Guardian gazetesi, teklif metnine dayandırdığı haberinde Ankara'ya önerilen miktarın insani yardım odağının ötesine geçip, özellikle Türkiye'nin doğusunda sınır idaresi ve kontrolünün finansmanı için kullanılmasının istendiğini yazıyor. Gazete, bu önerinin AB'nin Türkiye'yi de kapsayan bir "Avrupa kalesi" yaratmak istediğini savunanların tepkisini çekebileceğini ifade ediyor.

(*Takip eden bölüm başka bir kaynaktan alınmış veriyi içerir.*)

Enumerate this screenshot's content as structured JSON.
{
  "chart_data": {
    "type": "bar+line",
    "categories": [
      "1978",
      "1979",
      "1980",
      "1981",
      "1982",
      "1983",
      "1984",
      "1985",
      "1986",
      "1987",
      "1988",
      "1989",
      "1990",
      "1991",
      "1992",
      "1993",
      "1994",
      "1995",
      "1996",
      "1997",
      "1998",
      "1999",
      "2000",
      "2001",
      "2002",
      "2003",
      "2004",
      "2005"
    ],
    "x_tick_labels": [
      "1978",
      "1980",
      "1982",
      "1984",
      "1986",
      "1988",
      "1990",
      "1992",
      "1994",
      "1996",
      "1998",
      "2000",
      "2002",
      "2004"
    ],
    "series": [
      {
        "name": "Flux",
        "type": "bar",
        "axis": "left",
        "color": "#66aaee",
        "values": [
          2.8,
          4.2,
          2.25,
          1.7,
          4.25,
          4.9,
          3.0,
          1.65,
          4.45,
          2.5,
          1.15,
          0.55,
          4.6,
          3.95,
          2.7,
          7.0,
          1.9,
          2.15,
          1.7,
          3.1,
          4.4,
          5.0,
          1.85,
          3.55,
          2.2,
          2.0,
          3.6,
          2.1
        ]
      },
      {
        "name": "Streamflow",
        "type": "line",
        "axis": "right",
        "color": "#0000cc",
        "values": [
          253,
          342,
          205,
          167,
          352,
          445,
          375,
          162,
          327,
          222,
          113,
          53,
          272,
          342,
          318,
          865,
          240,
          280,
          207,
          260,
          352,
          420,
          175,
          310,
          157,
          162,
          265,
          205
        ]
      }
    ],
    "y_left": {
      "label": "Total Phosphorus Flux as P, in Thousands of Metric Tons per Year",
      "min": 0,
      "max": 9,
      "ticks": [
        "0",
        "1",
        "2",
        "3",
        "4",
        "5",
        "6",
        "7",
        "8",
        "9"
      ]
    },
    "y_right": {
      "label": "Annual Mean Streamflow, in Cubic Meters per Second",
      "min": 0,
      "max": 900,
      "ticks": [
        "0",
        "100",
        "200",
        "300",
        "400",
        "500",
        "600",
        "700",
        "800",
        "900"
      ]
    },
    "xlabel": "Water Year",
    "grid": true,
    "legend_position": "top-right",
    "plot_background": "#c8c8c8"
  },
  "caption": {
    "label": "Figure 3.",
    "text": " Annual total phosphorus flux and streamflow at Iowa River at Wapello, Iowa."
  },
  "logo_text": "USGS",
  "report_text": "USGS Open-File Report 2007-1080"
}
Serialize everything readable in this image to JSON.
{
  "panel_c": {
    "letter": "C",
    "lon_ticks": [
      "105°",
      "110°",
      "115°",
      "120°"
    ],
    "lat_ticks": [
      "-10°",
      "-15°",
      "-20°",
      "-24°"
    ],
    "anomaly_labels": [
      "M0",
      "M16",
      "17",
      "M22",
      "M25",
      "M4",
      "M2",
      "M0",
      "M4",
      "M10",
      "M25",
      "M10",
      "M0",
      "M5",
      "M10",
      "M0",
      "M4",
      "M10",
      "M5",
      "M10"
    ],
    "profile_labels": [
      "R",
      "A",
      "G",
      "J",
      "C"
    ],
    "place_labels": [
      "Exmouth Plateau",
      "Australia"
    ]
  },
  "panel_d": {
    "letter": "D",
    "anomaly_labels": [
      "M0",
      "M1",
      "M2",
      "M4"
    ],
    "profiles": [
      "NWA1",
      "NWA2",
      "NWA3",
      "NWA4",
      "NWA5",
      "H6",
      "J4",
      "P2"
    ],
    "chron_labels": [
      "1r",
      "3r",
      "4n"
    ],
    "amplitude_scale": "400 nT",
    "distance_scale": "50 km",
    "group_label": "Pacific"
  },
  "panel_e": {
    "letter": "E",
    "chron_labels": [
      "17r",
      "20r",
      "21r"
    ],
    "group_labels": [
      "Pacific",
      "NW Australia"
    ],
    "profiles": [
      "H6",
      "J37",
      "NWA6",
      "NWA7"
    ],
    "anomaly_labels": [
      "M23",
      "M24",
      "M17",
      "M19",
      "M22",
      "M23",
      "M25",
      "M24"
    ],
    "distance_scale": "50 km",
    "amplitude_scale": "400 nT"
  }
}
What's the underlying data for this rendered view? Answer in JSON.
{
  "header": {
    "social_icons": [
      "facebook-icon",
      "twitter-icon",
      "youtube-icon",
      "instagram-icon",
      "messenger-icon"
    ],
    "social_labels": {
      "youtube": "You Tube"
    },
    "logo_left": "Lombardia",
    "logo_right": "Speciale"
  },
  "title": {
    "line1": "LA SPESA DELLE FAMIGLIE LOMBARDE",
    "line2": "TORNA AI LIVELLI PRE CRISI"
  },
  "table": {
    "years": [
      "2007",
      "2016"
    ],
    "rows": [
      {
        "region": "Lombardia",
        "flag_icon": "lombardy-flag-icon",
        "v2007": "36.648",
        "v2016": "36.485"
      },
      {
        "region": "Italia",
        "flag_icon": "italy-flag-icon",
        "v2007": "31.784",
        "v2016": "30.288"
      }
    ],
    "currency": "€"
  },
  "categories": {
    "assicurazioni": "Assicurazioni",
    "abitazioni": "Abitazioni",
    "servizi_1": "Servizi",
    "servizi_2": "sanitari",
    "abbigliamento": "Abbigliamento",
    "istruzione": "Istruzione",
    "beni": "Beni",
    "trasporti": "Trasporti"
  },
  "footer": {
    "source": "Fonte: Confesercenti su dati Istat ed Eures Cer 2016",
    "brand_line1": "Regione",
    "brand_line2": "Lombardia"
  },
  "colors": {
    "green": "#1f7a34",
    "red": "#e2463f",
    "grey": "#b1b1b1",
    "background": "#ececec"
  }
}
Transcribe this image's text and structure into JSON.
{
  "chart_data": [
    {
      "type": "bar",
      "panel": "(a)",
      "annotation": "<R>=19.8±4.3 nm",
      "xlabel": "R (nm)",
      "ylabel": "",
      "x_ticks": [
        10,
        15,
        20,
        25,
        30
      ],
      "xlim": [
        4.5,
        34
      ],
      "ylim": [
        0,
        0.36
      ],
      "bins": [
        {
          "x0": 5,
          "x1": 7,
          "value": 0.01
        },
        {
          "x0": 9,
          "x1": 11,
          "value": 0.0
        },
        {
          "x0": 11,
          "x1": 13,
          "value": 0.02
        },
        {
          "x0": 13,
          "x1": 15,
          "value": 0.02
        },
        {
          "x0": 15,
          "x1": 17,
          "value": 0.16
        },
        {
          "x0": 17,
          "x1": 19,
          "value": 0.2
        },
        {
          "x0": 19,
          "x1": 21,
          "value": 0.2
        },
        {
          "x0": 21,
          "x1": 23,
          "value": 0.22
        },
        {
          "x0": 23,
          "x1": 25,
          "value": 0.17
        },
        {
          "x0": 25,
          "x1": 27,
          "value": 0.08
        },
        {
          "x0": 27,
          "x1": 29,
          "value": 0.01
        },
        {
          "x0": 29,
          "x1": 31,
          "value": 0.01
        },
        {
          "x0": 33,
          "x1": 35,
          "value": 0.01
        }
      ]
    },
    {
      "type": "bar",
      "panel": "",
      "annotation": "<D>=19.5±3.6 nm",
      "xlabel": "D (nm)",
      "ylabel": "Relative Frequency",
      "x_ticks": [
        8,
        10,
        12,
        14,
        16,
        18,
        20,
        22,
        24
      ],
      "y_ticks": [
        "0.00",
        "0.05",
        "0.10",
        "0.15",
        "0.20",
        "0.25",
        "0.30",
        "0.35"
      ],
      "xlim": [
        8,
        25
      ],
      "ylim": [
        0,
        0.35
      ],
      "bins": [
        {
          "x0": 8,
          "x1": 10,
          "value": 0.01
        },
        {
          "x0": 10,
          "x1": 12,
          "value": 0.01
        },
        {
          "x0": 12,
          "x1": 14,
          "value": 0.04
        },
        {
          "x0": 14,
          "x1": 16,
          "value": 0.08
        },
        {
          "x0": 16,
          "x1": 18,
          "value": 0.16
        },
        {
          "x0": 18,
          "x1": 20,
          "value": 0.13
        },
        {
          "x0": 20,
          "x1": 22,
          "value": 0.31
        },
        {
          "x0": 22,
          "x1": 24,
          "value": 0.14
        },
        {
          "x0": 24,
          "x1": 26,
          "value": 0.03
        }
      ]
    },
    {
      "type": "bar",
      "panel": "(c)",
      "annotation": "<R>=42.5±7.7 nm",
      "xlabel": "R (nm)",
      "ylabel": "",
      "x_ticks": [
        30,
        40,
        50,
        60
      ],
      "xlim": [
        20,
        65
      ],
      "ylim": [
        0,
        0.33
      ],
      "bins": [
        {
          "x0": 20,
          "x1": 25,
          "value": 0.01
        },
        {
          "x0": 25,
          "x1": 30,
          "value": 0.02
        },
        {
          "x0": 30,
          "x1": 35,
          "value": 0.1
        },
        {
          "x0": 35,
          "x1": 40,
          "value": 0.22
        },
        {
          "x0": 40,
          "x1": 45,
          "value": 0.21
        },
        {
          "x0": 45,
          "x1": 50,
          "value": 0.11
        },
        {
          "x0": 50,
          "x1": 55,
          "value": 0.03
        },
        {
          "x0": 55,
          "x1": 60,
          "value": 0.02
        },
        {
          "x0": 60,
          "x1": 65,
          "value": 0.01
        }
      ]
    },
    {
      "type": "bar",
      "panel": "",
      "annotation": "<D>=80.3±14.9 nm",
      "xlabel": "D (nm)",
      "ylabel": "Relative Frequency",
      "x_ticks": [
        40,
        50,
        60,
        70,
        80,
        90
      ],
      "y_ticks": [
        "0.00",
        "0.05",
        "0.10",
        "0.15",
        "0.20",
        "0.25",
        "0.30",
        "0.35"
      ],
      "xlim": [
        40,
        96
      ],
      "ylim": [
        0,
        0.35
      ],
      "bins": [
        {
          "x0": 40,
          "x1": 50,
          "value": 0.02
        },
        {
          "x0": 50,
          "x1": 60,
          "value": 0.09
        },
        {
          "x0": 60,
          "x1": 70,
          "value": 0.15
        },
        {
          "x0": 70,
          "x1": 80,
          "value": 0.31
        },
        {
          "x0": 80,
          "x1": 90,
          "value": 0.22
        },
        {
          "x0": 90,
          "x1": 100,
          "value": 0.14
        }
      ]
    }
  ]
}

Guardian gazetesine konuşan Avrupa Konseyi Mülteciler ve Sürgün edilen Kişiler birimi sorumlusu Catherine Woollard, sınır kontrollerine ek fon sağlamanın güvenliklerinin sağlanması amacıyla Suriye'yi terk edenlere engel olmak anlamına geleceğini söyledi. "Sınır idaresi ve kontrolü için büyük paralar tahsis edilirse, bu AB fonlarının zorla geri gönderme veya diğer ihlallere yol alacak faaliyetleri desteklemek amaçlı kullanılma riski var." dedi.
Bloomberg, belgede kullanılan dilin geçen sene Doğu Akdeniz'deki gelişmeler nedeniyle Türkiye'ye yaptırım talebinde bulunulan metne kıyasla çok daha farklı olduğuna dikkat çekti.